The ideal is to move from a teacher-centered to student-centered education. There can be a trap where people can fall into a technology-centered education (rather than technology-enabled). The presenter, Lynette Nagel, talked about the Chartered Accountants course at the University of Pretoria, for which there is increased demand, a call for international accreditation, and challenges such as a set curriculum and inflexible standards.

Pass rates have been dropping over the last few years to less than 60% in 2010. More students have been allowed into this qualification even if they hadn't done accounting at school, and had a poor score in an aptitude test. In the supplemental groups - Q1 there were 12 lectures per week, and Q2-4 there were 8 lectures per week. The group knew that the students had been working with unskilled teachers with a focus on rote learning, and they have poor English, little vocabulary, and poor problem-solving skills.

The group started with focus group interviews with the students, and explored why the students did so poorly initially. Social commitments, poor time management, other subjects, and a large number of tests were big issues. Accounting was not seem as important and the students did not realise that the theory was important.

The initiative first addressed the issue of Accounting not being seen as important...and increased the scaffolding, so, for example, students realised that they had to study the theory before doing the practicals. The numbers grew in the supplemental teaching classes with students sitting in the aisles. One solution was to use the tutors. The tutors are second year, average students, and are closer to their students than the lecturers are. Technology was then used to create a Socratic environment drawing on a 3-step process. The Tutors were supported to create a good multiple choice quiz, and only focussed on the key concepts of a specific theory per week. Simple lay-language was used, and each question had to have feedback in ordinary language. Catches in the question were also explained, and calculations came with explanations. The questions were all uploaded into WebCT Vista.

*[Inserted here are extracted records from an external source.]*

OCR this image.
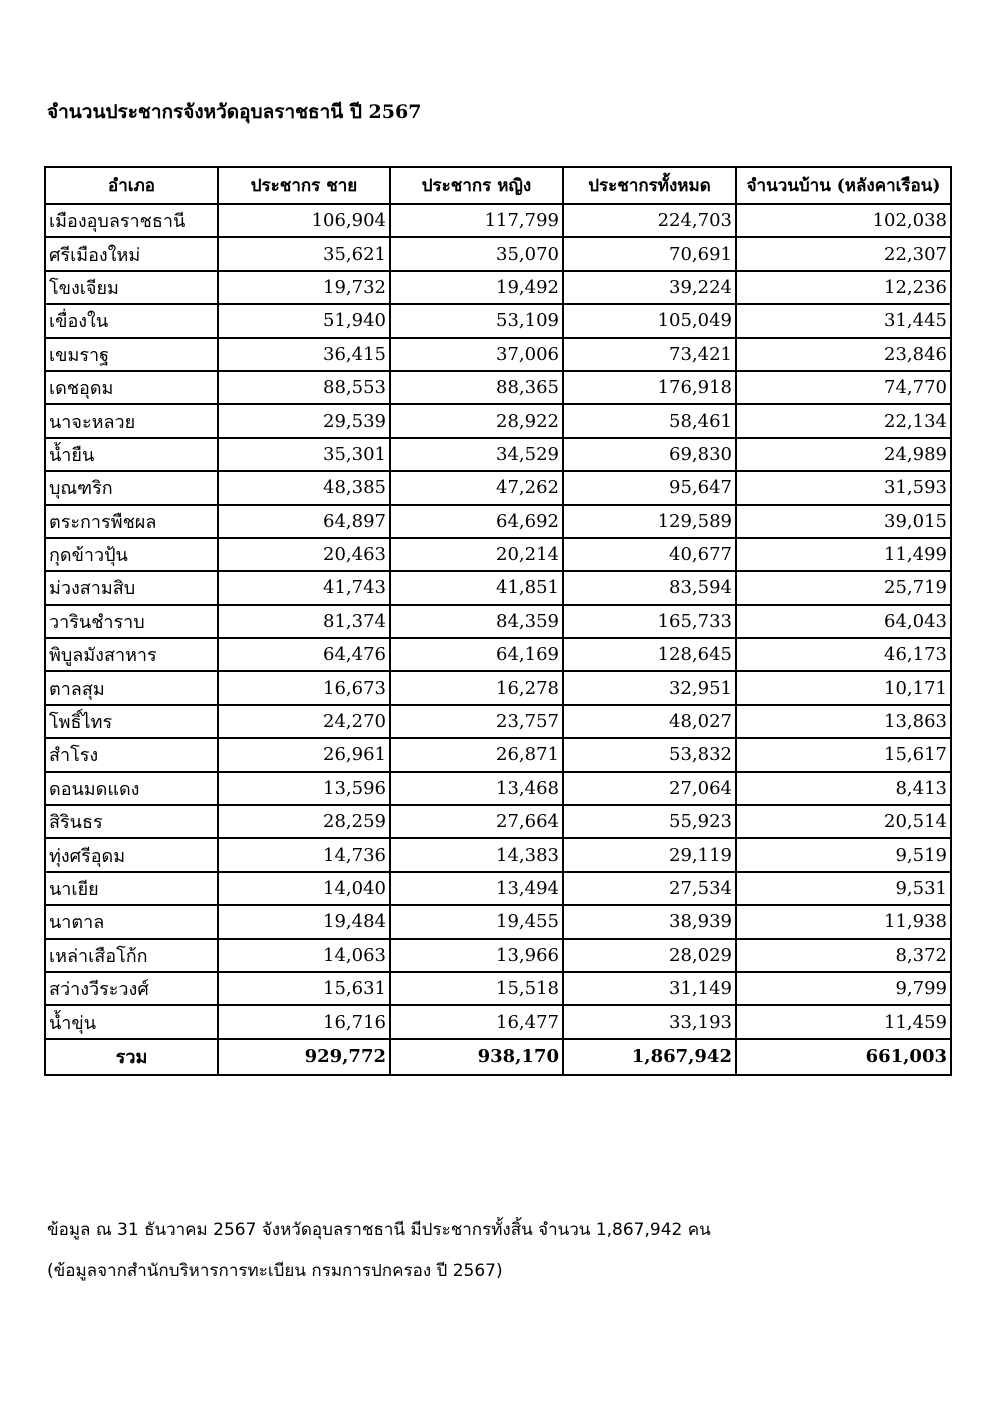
จำนวนประชากรจังหวัดอุบลราชธานี ปี 2567
อำเภอ	ประชากร ชาย	ประชากร หญิง	ประชากรทั้งหมด	จำนวนบ้าน (หลังคาเรือน)
เมืองอุบลราชธานี	106,904	117,799	224,703	102,038
ศรีเมืองใหม่	35,621	35,070	70,691	22,307
โขงเจียม	19,732	19,492	39,224	12,236
เขื่องใน	51,940	53,109	105,049	31,445
เขมราฐ	36,415	37,006	73,421	23,846
เดชอุดม	88,553	88,365	176,918	74,770
นาจะหลวย	29,539	28,922	58,461	22,134
น้ำยืน	35,301	34,529	69,830	24,989
บุณฑริก	48,385	47,262	95,647	31,593
ตระการพืชผล	64,897	64,692	129,589	39,015
กุดข้าวปุ้น	20,463	20,214	40,677	11,499
ม่วงสามสิบ	41,743	41,851	83,594	25,719
วารินชำราบ	81,374	84,359	165,733	64,043
พิบูลมังสาหาร	64,476	64,169	128,645	46,173
ตาลสุม	16,673	16,278	32,951	10,171
โพธิ์ไทร	24,270	23,757	48,027	13,863
สำโรง	26,961	26,871	53,832	15,617
ดอนมดแดง	13,596	13,468	27,064	8,413
สิรินธร	28,259	27,664	55,923	20,514
ทุ่งศรีอุดม	14,736	14,383	29,119	9,519
นาเยีย	14,040	13,494	27,534	9,531
นาตาล	19,484	19,455	38,939	11,938
เหล่าเสือโก้ก	14,063	13,966	28,029	8,372
สว่างวีระวงศ์	15,631	15,518	31,149	9,799
น้ำขุ่น	16,716	16,477	33,193	11,459
รวม	929,772	938,170	1,867,942	661,003
ข้อมูล ณ 31 ธันวาคม 2567 จังหวัดอุบลราชธานี มีประชากรทั้งสิ้น จำนวน 1,867,942 คน
(ข้อมูลจากสำนักบริหารการทะเบียน กรมการปกครอง ปี 2567)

The students completed the quizzes, and the tutors were able to see where the issues were and help the students individually. The students reported that they found the quizzes useful, and particularly liked the immediate theory. There were also comments about being able to chunk up the learning and have a cumulative sense of learning. Eight-one percent of students repeating the course saw the quiz as generally useful, 84% saw the feedback generally useful, the first time students (86%) valued having a second attempt at the quiz, but only 38 to 50% saw the quizzes were useful for preparing for formal tests.

By 2012 the pass rate was 75%. This appears to be really strong support for a way of scaffolding students who are used to a teacher-centred, rote learning environment. These students may have found it quite tricky to transition to a less structured approach. While it wasn't a ground-breaking study, it did illustrate how a combination of online learning and a tutor-based approach can be effective.